Cat Bite abscesses are one of the most common problems we see at all our Vets4pets practices. Unless kept 100% indoors, many cats will encounter this problem. Cats are very territorial animals and intruders are not very welcome. Sometimes it may not be your cat picking the fight, there is always a local bully around waiting to pounce.

Keeping your cat indoors at night does not necessarily prevent the possibility of a cat fight, since it can happen any time of the day or night.

 

What are the symptoms of Cat Fight Abscess?

Most cats are a bit sore on day one. Pieces of fur might be missing; there can be visible wounds or scratches visible. Dry of fresh blood can be also visible on coat.

On day two some appear to be normal but many start slowing down. Lacks of appetite, withdrawn, hiding and sore and hot to touch are common complaints.

On day three many get pretty cranky and hard to handle. Many owners will find a lump which may feel like a balloon filled with water or there is some pus found on the coat or a gaping wound is found.

This is very often when the cats are brought in to see us at our practices.

 

How is a Cat Bite Abscess treated?

It depends on the severity, with small abscesses all the cat needs is an injection of antibiotic and pain relief. Most of them will improve just with this treatment.

More severe wounds have to be surgically repaired if there are large gaps in tissue. Most of these wounds will be sutured and a drain put in the wound. The drain is removed in 3-5 days. Prognosis is excellent and most of the cats do well.

 

Cat Bite Abscess and FIV (Feline Immunodeficiency Virus)

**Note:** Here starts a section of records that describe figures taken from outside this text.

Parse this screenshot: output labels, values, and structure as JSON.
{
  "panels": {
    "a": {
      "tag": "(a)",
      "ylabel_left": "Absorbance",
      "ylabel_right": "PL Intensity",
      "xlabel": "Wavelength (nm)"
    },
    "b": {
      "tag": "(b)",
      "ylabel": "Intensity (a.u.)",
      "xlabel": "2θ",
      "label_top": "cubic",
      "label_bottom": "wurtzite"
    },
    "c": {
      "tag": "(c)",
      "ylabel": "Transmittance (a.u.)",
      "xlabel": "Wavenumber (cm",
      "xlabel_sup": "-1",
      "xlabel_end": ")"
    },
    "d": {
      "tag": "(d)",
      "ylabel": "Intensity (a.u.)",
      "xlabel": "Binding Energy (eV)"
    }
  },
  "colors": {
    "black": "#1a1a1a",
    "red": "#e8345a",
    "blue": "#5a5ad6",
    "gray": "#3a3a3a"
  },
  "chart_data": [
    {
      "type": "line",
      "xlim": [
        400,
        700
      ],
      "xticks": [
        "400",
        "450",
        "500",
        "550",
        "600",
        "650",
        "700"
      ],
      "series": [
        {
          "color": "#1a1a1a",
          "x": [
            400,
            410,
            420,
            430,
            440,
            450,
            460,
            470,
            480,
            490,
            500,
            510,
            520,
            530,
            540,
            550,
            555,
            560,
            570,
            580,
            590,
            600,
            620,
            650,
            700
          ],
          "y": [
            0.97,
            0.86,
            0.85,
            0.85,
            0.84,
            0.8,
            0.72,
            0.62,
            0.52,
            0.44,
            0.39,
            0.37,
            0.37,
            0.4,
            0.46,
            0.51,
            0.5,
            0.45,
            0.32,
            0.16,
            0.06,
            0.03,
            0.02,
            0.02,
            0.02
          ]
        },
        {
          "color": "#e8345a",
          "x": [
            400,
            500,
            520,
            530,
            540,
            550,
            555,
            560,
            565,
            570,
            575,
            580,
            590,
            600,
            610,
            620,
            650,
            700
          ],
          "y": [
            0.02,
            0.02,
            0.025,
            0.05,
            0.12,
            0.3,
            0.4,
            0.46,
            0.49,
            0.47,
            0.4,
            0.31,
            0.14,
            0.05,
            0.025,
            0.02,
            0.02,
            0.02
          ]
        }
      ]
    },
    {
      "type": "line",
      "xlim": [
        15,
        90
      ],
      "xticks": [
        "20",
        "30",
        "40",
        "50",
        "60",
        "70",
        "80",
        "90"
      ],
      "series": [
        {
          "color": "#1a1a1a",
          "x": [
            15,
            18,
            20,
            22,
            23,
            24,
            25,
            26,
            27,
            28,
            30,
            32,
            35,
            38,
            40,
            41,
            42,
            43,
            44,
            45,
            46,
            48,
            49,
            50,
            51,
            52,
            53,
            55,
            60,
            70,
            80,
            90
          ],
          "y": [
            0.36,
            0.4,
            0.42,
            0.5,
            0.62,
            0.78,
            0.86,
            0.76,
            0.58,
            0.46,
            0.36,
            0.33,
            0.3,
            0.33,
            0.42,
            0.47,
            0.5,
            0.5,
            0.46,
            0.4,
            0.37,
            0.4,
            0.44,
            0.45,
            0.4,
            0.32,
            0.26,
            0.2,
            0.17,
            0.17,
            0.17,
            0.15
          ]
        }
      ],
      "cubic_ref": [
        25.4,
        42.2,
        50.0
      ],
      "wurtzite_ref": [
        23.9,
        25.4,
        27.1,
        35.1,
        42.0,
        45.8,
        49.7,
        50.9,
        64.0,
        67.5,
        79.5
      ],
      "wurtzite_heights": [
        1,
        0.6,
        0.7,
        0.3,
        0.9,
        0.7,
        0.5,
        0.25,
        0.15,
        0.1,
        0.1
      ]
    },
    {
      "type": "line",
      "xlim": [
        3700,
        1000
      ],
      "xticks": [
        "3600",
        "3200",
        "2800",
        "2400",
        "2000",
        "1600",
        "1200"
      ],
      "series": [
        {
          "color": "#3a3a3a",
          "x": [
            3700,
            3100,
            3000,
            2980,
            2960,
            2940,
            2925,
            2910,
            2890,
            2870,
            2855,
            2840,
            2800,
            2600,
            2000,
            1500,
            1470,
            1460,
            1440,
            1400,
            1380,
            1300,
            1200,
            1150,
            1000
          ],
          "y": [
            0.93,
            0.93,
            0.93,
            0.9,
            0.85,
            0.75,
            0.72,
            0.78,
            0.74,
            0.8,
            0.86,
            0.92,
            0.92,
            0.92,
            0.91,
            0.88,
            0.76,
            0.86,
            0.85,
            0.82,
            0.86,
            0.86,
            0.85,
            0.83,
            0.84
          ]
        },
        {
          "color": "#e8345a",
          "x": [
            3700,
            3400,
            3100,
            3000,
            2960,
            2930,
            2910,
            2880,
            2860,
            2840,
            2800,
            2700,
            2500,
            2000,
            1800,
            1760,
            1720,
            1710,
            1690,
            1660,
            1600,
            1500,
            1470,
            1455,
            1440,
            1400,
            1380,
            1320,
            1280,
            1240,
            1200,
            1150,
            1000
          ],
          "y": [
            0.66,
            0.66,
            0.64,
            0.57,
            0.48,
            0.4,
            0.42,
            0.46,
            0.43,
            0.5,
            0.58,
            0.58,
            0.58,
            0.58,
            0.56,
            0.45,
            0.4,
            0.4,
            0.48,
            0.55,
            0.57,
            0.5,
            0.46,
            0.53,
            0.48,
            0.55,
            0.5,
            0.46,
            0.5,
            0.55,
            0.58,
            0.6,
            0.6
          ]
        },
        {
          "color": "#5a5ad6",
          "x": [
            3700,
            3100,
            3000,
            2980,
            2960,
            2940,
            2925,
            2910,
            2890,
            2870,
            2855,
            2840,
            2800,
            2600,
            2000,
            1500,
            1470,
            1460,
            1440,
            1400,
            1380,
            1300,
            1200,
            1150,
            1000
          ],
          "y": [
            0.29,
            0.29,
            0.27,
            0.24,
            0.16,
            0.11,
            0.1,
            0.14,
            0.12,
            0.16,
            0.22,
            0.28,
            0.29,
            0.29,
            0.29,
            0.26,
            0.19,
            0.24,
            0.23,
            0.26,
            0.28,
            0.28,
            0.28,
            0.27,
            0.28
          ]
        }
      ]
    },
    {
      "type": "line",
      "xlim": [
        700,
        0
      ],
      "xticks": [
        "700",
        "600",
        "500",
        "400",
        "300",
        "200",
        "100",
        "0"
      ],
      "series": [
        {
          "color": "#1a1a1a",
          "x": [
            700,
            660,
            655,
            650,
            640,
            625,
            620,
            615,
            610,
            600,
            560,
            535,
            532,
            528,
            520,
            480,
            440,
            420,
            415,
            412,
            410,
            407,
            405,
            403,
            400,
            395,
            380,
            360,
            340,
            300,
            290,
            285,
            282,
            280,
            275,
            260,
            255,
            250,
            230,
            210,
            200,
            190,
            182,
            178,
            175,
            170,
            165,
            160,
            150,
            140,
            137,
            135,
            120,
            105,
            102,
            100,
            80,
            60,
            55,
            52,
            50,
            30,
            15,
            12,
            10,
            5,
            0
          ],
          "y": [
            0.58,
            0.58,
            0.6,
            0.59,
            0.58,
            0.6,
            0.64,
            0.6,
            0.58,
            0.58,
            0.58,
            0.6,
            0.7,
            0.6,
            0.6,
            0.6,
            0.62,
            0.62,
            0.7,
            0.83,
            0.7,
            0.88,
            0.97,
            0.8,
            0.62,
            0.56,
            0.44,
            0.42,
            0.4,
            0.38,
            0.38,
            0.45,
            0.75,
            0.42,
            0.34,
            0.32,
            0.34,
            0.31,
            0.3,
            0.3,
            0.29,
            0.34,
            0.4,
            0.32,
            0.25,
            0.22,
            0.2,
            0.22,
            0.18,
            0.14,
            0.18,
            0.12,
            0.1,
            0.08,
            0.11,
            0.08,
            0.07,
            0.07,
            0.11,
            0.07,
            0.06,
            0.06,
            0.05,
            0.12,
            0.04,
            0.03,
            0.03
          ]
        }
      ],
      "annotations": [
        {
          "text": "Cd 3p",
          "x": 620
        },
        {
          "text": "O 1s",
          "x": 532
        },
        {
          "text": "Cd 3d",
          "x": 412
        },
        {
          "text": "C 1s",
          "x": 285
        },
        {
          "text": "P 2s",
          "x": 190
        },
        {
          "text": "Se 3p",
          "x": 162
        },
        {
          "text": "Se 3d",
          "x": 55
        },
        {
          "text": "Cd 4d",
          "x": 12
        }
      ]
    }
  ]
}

FIV or Feline AIDS is a disease caused by a virus and it is reasonably common diagnosis in Adelaide. It is mostly transmitted by feline saliva and so fighting other cats is one of the major causes of infection.

Once infected this becomes a problem for life and is an incurable disease. The signs of it can be chronic and recurrent infections, oral/mouth/ infections, and non-healing wounds. There are some studies conducted in Adelaide indicating that up to 20-25% of the cats are infected with FIV.

 

What can I do to avoid my cat getting into trouble?

1. There is a vaccine for FIV which works well and is available at present. Please talk to your vet for more information about it.

2. Keep your cat indoors at all times if possible.

3. Building an enclosure is a good idea....it will stop FIV as well and cat fights.